Hipertensão Arterial


O coração bombeia o sangue através das artérias para todos os órgãos do corpo, e ao fazer isso, ele o “empurra” contra as paredes dos vasos, gerando uma pressão que é chamada de PRESSÃO ARTERIAL. A pressão gerada pela propulsão do sangue é chamada de SISTÓLICA, e a decorrente do impacto do sangue na parede das artérias é chamada de DIASTÓLICA.

Quando as medições destas pressões excedem de maneira habitual os níveis de 140 mmHg a sistólica e/ou 90mmHg a diastólica, está diagnosticada a HIPERTENSÃO ARTERIAL , que, quando mantida por longos períodos sem o controle adequado, pode levar a lesões em diferentes órgãos, como o cérebro, os rins, a retina e o próprio coração, comprometendo seu adequado funcionamento.

Os sintomas mais freqüentes nos hipertensos são dores de cabeça, tonturas, zumbidos nos ouvidos, náuseas, cansaço físico, falta de ar, dores no peito, formigamento nas mãos, mas diversas pessoas apresentam elevações da pressão arterial sem que haja a presença destes sintomas.

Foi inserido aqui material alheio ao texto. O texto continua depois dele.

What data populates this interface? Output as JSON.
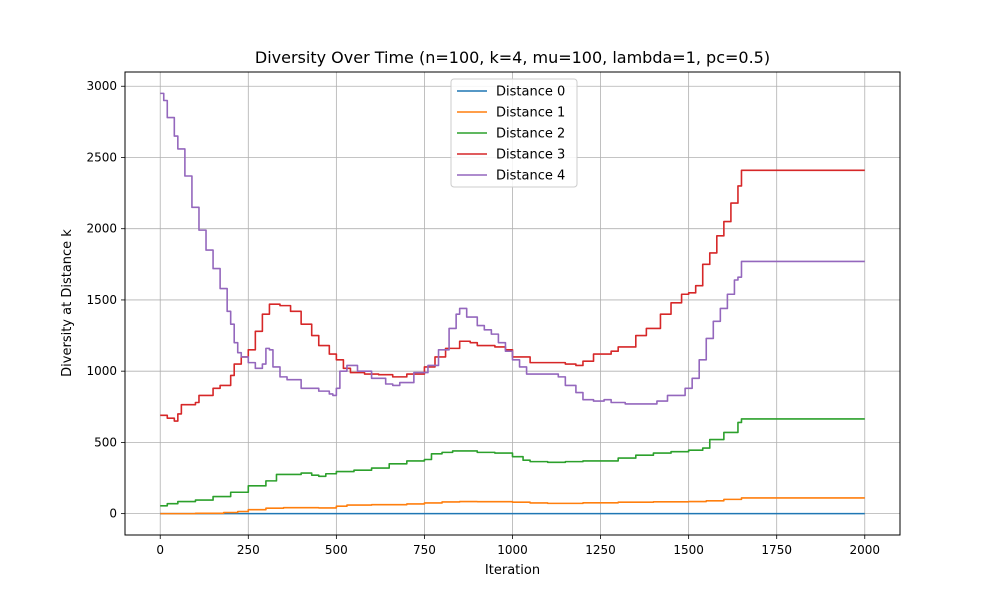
{
  "chart_data": {
    "type": "line",
    "title": "Diversity Over Time (n=100, k=4, mu=100, lambda=1, pc=0.5)",
    "xlabel": "Iteration",
    "ylabel": "Diversity at Distance k",
    "xlim": [
      -100,
      2100
    ],
    "ylim": [
      -150,
      3100
    ],
    "xticks": [
      0,
      250,
      500,
      750,
      1000,
      1250,
      1500,
      1750,
      2000
    ],
    "yticks": [
      0,
      500,
      1000,
      1500,
      2000,
      2500,
      3000
    ],
    "grid": true,
    "legend_position": "top-center",
    "series": [
      {
        "name": "Distance 0",
        "color": "#1f77b4",
        "points": [
          [
            0,
            0
          ],
          [
            2000,
            0
          ]
        ]
      },
      {
        "name": "Distance 1",
        "color": "#ff7f0e",
        "points": [
          [
            0,
            0
          ],
          [
            100,
            2
          ],
          [
            180,
            8
          ],
          [
            220,
            15
          ],
          [
            250,
            28
          ],
          [
            300,
            38
          ],
          [
            350,
            42
          ],
          [
            400,
            42
          ],
          [
            450,
            40
          ],
          [
            500,
            52
          ],
          [
            530,
            60
          ],
          [
            600,
            63
          ],
          [
            700,
            68
          ],
          [
            750,
            75
          ],
          [
            800,
            82
          ],
          [
            850,
            85
          ],
          [
            900,
            84
          ],
          [
            1000,
            80
          ],
          [
            1050,
            75
          ],
          [
            1100,
            72
          ],
          [
            1200,
            76
          ],
          [
            1300,
            80
          ],
          [
            1400,
            83
          ],
          [
            1500,
            85
          ],
          [
            1550,
            90
          ],
          [
            1600,
            100
          ],
          [
            1650,
            110
          ],
          [
            2000,
            110
          ]
        ]
      },
      {
        "name": "Distance 2",
        "color": "#2ca02c",
        "points": [
          [
            0,
            55
          ],
          [
            20,
            70
          ],
          [
            50,
            85
          ],
          [
            100,
            95
          ],
          [
            150,
            120
          ],
          [
            200,
            150
          ],
          [
            250,
            195
          ],
          [
            300,
            230
          ],
          [
            330,
            275
          ],
          [
            400,
            285
          ],
          [
            430,
            270
          ],
          [
            450,
            262
          ],
          [
            470,
            280
          ],
          [
            500,
            295
          ],
          [
            550,
            305
          ],
          [
            600,
            320
          ],
          [
            650,
            350
          ],
          [
            700,
            370
          ],
          [
            750,
            380
          ],
          [
            770,
            420
          ],
          [
            800,
            430
          ],
          [
            830,
            440
          ],
          [
            900,
            430
          ],
          [
            950,
            425
          ],
          [
            1000,
            400
          ],
          [
            1030,
            375
          ],
          [
            1050,
            365
          ],
          [
            1100,
            360
          ],
          [
            1150,
            365
          ],
          [
            1200,
            370
          ],
          [
            1250,
            370
          ],
          [
            1300,
            390
          ],
          [
            1350,
            410
          ],
          [
            1400,
            425
          ],
          [
            1450,
            435
          ],
          [
            1500,
            445
          ],
          [
            1540,
            460
          ],
          [
            1560,
            520
          ],
          [
            1600,
            570
          ],
          [
            1640,
            640
          ],
          [
            1650,
            665
          ],
          [
            2000,
            665
          ]
        ]
      },
      {
        "name": "Distance 3",
        "color": "#d62728",
        "points": [
          [
            0,
            690
          ],
          [
            20,
            670
          ],
          [
            40,
            650
          ],
          [
            50,
            700
          ],
          [
            60,
            765
          ],
          [
            100,
            780
          ],
          [
            110,
            830
          ],
          [
            150,
            880
          ],
          [
            170,
            900
          ],
          [
            200,
            970
          ],
          [
            210,
            1050
          ],
          [
            230,
            1100
          ],
          [
            250,
            1150
          ],
          [
            270,
            1280
          ],
          [
            290,
            1400
          ],
          [
            310,
            1470
          ],
          [
            340,
            1460
          ],
          [
            370,
            1420
          ],
          [
            400,
            1330
          ],
          [
            430,
            1250
          ],
          [
            450,
            1180
          ],
          [
            480,
            1120
          ],
          [
            500,
            1080
          ],
          [
            520,
            1020
          ],
          [
            540,
            990
          ],
          [
            580,
            980
          ],
          [
            620,
            975
          ],
          [
            660,
            960
          ],
          [
            700,
            980
          ],
          [
            750,
            1030
          ],
          [
            780,
            1100
          ],
          [
            810,
            1160
          ],
          [
            850,
            1210
          ],
          [
            880,
            1200
          ],
          [
            900,
            1180
          ],
          [
            950,
            1170
          ],
          [
            980,
            1150
          ],
          [
            1000,
            1100
          ],
          [
            1050,
            1060
          ],
          [
            1100,
            1060
          ],
          [
            1150,
            1050
          ],
          [
            1180,
            1040
          ],
          [
            1200,
            1070
          ],
          [
            1230,
            1120
          ],
          [
            1280,
            1140
          ],
          [
            1300,
            1170
          ],
          [
            1350,
            1250
          ],
          [
            1380,
            1300
          ],
          [
            1420,
            1400
          ],
          [
            1450,
            1480
          ],
          [
            1480,
            1540
          ],
          [
            1500,
            1550
          ],
          [
            1520,
            1600
          ],
          [
            1540,
            1750
          ],
          [
            1560,
            1830
          ],
          [
            1580,
            1950
          ],
          [
            1600,
            2050
          ],
          [
            1620,
            2180
          ],
          [
            1640,
            2300
          ],
          [
            1650,
            2410
          ],
          [
            2000,
            2410
          ]
        ]
      },
      {
        "name": "Distance 4",
        "color": "#9467bd",
        "points": [
          [
            0,
            2950
          ],
          [
            10,
            2900
          ],
          [
            20,
            2780
          ],
          [
            40,
            2650
          ],
          [
            50,
            2560
          ],
          [
            70,
            2370
          ],
          [
            90,
            2150
          ],
          [
            110,
            1990
          ],
          [
            130,
            1850
          ],
          [
            150,
            1720
          ],
          [
            170,
            1580
          ],
          [
            190,
            1420
          ],
          [
            200,
            1330
          ],
          [
            210,
            1200
          ],
          [
            220,
            1130
          ],
          [
            230,
            1100
          ],
          [
            250,
            1060
          ],
          [
            270,
            1020
          ],
          [
            290,
            1050
          ],
          [
            300,
            1160
          ],
          [
            310,
            1150
          ],
          [
            320,
            1030
          ],
          [
            340,
            960
          ],
          [
            360,
            940
          ],
          [
            400,
            880
          ],
          [
            450,
            860
          ],
          [
            480,
            840
          ],
          [
            490,
            830
          ],
          [
            500,
            880
          ],
          [
            510,
            1000
          ],
          [
            530,
            1040
          ],
          [
            560,
            1000
          ],
          [
            600,
            950
          ],
          [
            640,
            910
          ],
          [
            660,
            900
          ],
          [
            680,
            920
          ],
          [
            720,
            990
          ],
          [
            760,
            1040
          ],
          [
            790,
            1150
          ],
          [
            820,
            1300
          ],
          [
            840,
            1400
          ],
          [
            850,
            1440
          ],
          [
            870,
            1380
          ],
          [
            900,
            1320
          ],
          [
            920,
            1290
          ],
          [
            940,
            1260
          ],
          [
            960,
            1200
          ],
          [
            980,
            1140
          ],
          [
            1000,
            1080
          ],
          [
            1020,
            1030
          ],
          [
            1040,
            980
          ],
          [
            1100,
            980
          ],
          [
            1130,
            960
          ],
          [
            1150,
            900
          ],
          [
            1180,
            850
          ],
          [
            1200,
            800
          ],
          [
            1230,
            790
          ],
          [
            1260,
            800
          ],
          [
            1280,
            780
          ],
          [
            1320,
            770
          ],
          [
            1380,
            770
          ],
          [
            1410,
            790
          ],
          [
            1440,
            830
          ],
          [
            1470,
            830
          ],
          [
            1490,
            880
          ],
          [
            1510,
            950
          ],
          [
            1530,
            1080
          ],
          [
            1550,
            1230
          ],
          [
            1570,
            1350
          ],
          [
            1590,
            1440
          ],
          [
            1610,
            1540
          ],
          [
            1630,
            1640
          ],
          [
            1640,
            1660
          ],
          [
            1650,
            1770
          ],
          [
            2000,
            1770
          ]
        ]
      }
    ]
  }
}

A oscilação da pressão arterial é aceitável, dependendo de algumas situações como dor, durante a prática de exercícios físicos, estados emocionais exacerbados, durante o sono ou situações de relaxamento.

Existem, porém, alguns fatores que podem interferir de modo mais preocupante nos níveis de pressão, a saber:

• História Familiar: é mais provável que uma pessoa desenvolva hipertensão arterial se houver casos de parentes próximos hipertensos;

• Idade: a incidência de hipertensão arterial é maior acima dos 35 anos de idade;

• Etnia: é maior a ocorrência de hipertensão arterial nos indivíduos da raça negra;

• Obesidade: pessoas com excesso de peso em relação à sua altura são candidatos ao desenvolvimento de hipertensão arterial;

• Tabagismo: a incidência de hipertensão arterial é inquestionavelmente maior dentre os fumantes;

• Diabetes: a associação de hipertensão arterial ao diabetes é muito freqüente e aumenta muito o risco de surgirem doenças renais e circulatórias, como infarto, derrame cerebral, insuficiência renal, por exemplo;

• Abuso do Álcool: o consumo habitual e desregrado de qualquer tipo de bebida alcoólica pode levar ao aumento dos níveis da pressão arterial;

• Sedentarismo: a falta da prática regular de exercícios físicos e de atividades de lazer é um fator inquestionável para o surgimento de hipertensão arterial.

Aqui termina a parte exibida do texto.